ヒマローグ

毎日の新聞記事からわが国の教育にまつわる思いを綴る。

子供への敬意

2020-11-05 08:15:28 | 我が国の教育行政と学校の抱える問題

「敬意」11月2日
 写真家齋藤陽道氏が、『怠けず見て、考える』という表題でコラムを書かれていました。その中で齋藤氏は、4歳の長男がお菓子を「もう一個」食べたいと言ってきて、食べ過ぎだからだめだと断ったときのことを書かれています。
 『ぶすっとした表情の長男。けれど、そう言った直後、幼年期に感じていた感情を思い出した。表面的には「お菓子が食べたい」という可愛らしい不満だけど、根本には「自分で考えて決めることができるのに、まるで信頼されていない」という不信感につながっている。
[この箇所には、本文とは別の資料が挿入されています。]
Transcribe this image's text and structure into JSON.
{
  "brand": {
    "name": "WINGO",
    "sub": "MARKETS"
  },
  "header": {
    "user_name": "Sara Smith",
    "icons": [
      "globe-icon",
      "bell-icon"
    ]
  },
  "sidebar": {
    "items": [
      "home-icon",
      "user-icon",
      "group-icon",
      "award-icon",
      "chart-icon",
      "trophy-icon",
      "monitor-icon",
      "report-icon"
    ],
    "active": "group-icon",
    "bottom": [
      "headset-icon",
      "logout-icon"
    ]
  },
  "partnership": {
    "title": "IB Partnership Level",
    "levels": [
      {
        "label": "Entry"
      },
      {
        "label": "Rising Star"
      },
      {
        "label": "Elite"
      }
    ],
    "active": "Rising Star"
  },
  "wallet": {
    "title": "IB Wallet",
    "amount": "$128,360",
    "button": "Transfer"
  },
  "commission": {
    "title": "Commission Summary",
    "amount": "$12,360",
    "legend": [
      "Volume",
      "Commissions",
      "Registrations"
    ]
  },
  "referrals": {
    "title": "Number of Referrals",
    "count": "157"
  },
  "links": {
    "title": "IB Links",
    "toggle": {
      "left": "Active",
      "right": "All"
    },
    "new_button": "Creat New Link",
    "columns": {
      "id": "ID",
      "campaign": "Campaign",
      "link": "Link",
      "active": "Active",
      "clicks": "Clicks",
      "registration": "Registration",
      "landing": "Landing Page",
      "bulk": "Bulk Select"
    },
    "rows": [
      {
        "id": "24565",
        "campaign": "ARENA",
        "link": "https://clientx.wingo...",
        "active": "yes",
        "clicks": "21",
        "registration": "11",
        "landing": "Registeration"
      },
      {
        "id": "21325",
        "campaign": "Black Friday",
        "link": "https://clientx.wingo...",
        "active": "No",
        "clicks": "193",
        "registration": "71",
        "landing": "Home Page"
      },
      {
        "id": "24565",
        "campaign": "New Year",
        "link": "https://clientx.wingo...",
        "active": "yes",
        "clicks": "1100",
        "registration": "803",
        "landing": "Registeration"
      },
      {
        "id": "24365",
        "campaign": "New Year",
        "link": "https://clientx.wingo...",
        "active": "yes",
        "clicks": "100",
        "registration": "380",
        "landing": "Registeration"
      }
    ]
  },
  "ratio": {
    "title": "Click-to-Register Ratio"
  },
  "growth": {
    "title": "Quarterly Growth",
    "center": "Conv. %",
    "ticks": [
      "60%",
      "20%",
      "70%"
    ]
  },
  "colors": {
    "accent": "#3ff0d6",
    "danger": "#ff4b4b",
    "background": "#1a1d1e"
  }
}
この不信感をそのままこじらせると、隠れて食べるようになったり、嘘を言ったりする始まりになる』。
 そう考えた齋藤氏は、『ごめん、やっぱり食べたい分を取っていいよ。でも甘いものを食べすぎると、歯が真っ黒(少し前にエグい虫歯の写真を見た)になるね。自分で考えて我慢もしてみて』と伝え直したのです。
  いろいろと考えさせてくれる話です。隠れて食べるというのも生活の知恵を身に着けるという成長の一歩と考える人もいるでしょうし、嘘をつくことも道徳的にはともかく人が必ず通らなければならない成長の過程です。また、甘い物の食べすぎは、虫歯よりも小児成人病が気になるという突っ込みを入れる人もいるかもしれません。
 齋藤氏は、ご自身が最初にダメと言ったことを、『ルールにただ従わせて、子どもの人格を見ることを怠けたかっただけだったんだ』と自省をなさっています。素晴らしい考え方です。私も教員になりたてのころ、子供に「どうしてダメなの」と聞かれ、「ダメなものはダメ」とか「決まりだから」「前に言ったでしょ」などという対応をしていたことを思い出し、恥ずかしい思いがしました。その都度、きちんと理由を説明し子供の疑問に答え、子供自身の考えさせる、教員であれ、親であれ、子供と接する大人が常に心掛けていたい態度です。
 ではなぜ、教育の専門家ではない齋藤氏は、こんな対応ができたのか。そして教員駆け出し時代の私にはできなかったのか考えてみて、一つのことに思い当たりました。それは、子供への敬意、最近よく使われる言い方でいうところの「リスペクト」です。
 齋藤氏は、4歳の長男も自分も同じ人間であり、自分の行動は自分で決めたい、自分の判断を信頼してほしいという欲求をもつ存在であると認識しています。子供を大人とは違う未熟な者、劣っている者、大人の支配下にあるべき者とみているのではなく、自分と同じ感情や思考力をもつ「人間」として、敬意を払っているのです。
 私たちは、他の成人に対して、一方的に指示や命令を出したり、問答無用で従わせようとはしません。理由を話したり、経緯を説明したり、自分の思いを伝えたりするはずです。子供も同じ人間だと考えているからこそ、齋藤氏は、自分が長男の健康を心配している気持ちと虫歯のことを具体的な事実を提示して伝え、その上で長男の判断を尊重するという態度をとることができたのではないでしょうか。
  教員は、目の前にいる子供たちに対して敬意をもっていなければなりません。